Here is an example of trend lines showing divergence between the OBV and price action.
Draw trend lines from the candle close, not from the candle wicks or candle open. Look at the on balance volume direction, not at the OBV number. Slope and direction are important, not the OBV total. Moves in volume come before moves in price. The on balance volume study should confirm price action or point out when to ignore the current price action.
How Do You Calculate On Balance Volume?
- Here’s how you calculate On Balance Volume:
- If the closing price is above the prior close price then:
- Current OBV = Previous OBV + Current Volume
- If the closing price is below the prior close price then:
- Current OBV = Previous OBV – Current Volume
- If the closing prices equals the prior close price then:
- Current OBV = Previous OBV (no change)
- The mathematical formula for the OBV study is basic addition or subtraction
Study and Specialization
On balance volume is a very simple indicator with very powerful signals but finding those signals can take some time. By adding a few changes to the regular OBV study found in TOS, we can identify when those signals are present and snap some trend lines onto the chart for confirmation.
http://tos.mx/4SKAro TOS link for my on balance volume study
Look at the changes made to the on balance volume study. First, I have added a Simple Moving Average to the OBV Study, to identify when the on balance volume is above or below average.
Next, I have added a red dot for bearish divergence and a green dot for bullish divergence.
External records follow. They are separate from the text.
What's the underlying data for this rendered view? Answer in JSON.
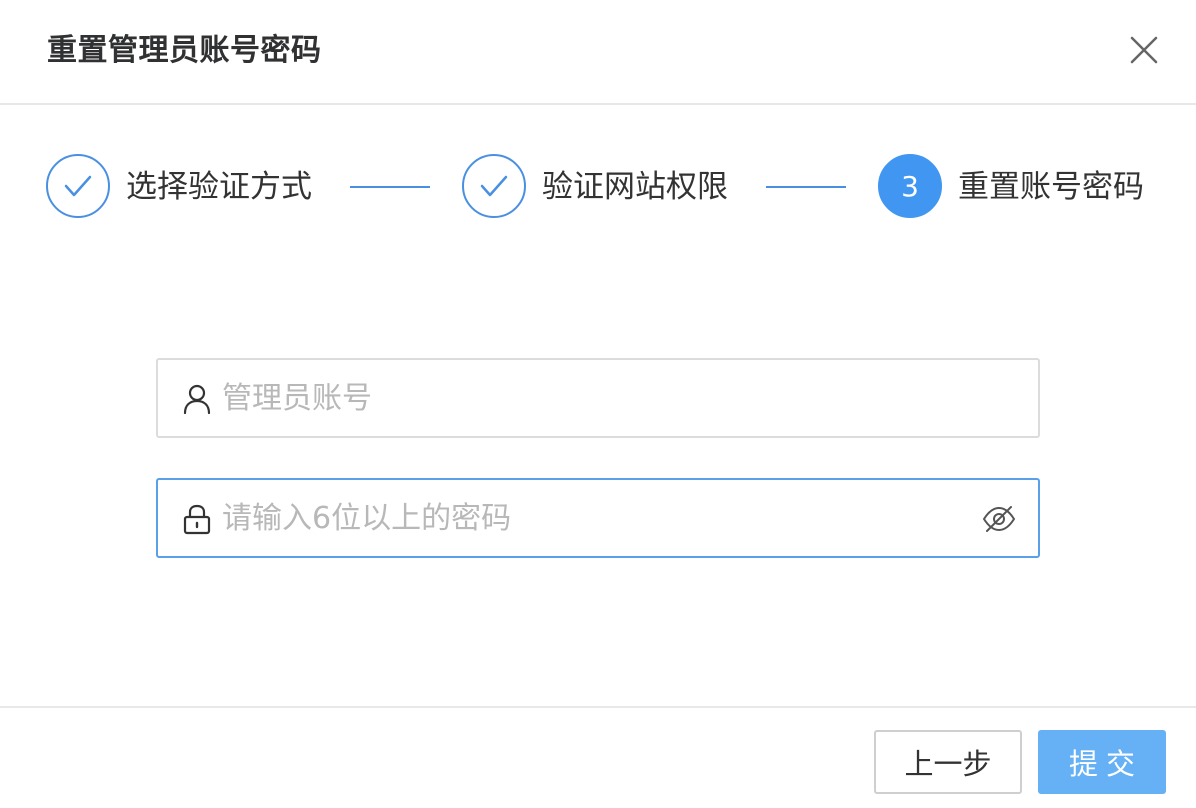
{
  "dialog": {
    "title": "重置管理员账号密码",
    "close_icon": "close-icon"
  },
  "steps": [
    {
      "label": "选择验证方式",
      "status": "done",
      "icon": "check-icon"
    },
    {
      "label": "验证网站权限",
      "status": "done",
      "icon": "check-icon"
    },
    {
      "label": "重置账号密码",
      "status": "active",
      "number": "3"
    }
  ],
  "form": {
    "account": {
      "placeholder": "管理员账号",
      "value": "",
      "icon": "user-icon"
    },
    "password": {
      "placeholder": "请输入6位以上的密码",
      "value": "",
      "icon": "lock-icon",
      "toggle_icon": "eye-off-icon"
    }
  },
  "footer": {
    "prev_label": "上一步",
    "submit_label": "提交"
  },
  "colors": {
    "accent": "#4096f0",
    "submit_bg": "#66b1f5",
    "border": "#dcdcdc",
    "focus_border": "#5aa0e8"
  }
}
On the green candle highlighted below, the candle closed much higher than the previous candle close while the OBV signaled a very small volume gain.
This low volume confirmation signaled to the trader that new money was not supporting this higher move in price. I also have added labels and alerts which pop up when the OBV is giving signals a trader should pay attention to.
If the on balance volume crosses above or below the OBV Moving Average, or if there is Positive or Negative Divergence. As a final touch, I have added a change to price candles when there is a divergence between the on balance volume study and price action.
Recommendations: Once a divergence dot appears, snap a flat line onto the on balance volume study and the chart. Draw out trend lines looking for confirmation of the signal. Spotting divergence is difficult, even for experienced traders. The Red and Green Dots will help signal that something is ‘off’ and a second look should be given.
In the picture below, the OBV crosses below the Moving Average a few bars sooner than price crosses down below its moving average. Also, notice that the OBV continues to remain sloped down; staying below the moving average and giving no indication of a reversal.
While price action showed indecision and crosses above the moving average before crossing back below the average and moving lower. The OBV would keep a trader out of this trade, perhaps avoiding the price crossover signal.
The on balance volume study is a great technical tool to confirm volume and price for buying and selling pressure. This momentum indicator can be a great help when placing trades. It doesn’t matter if you are a day trader or a swing trader. The OBV indicator is extremely helpful.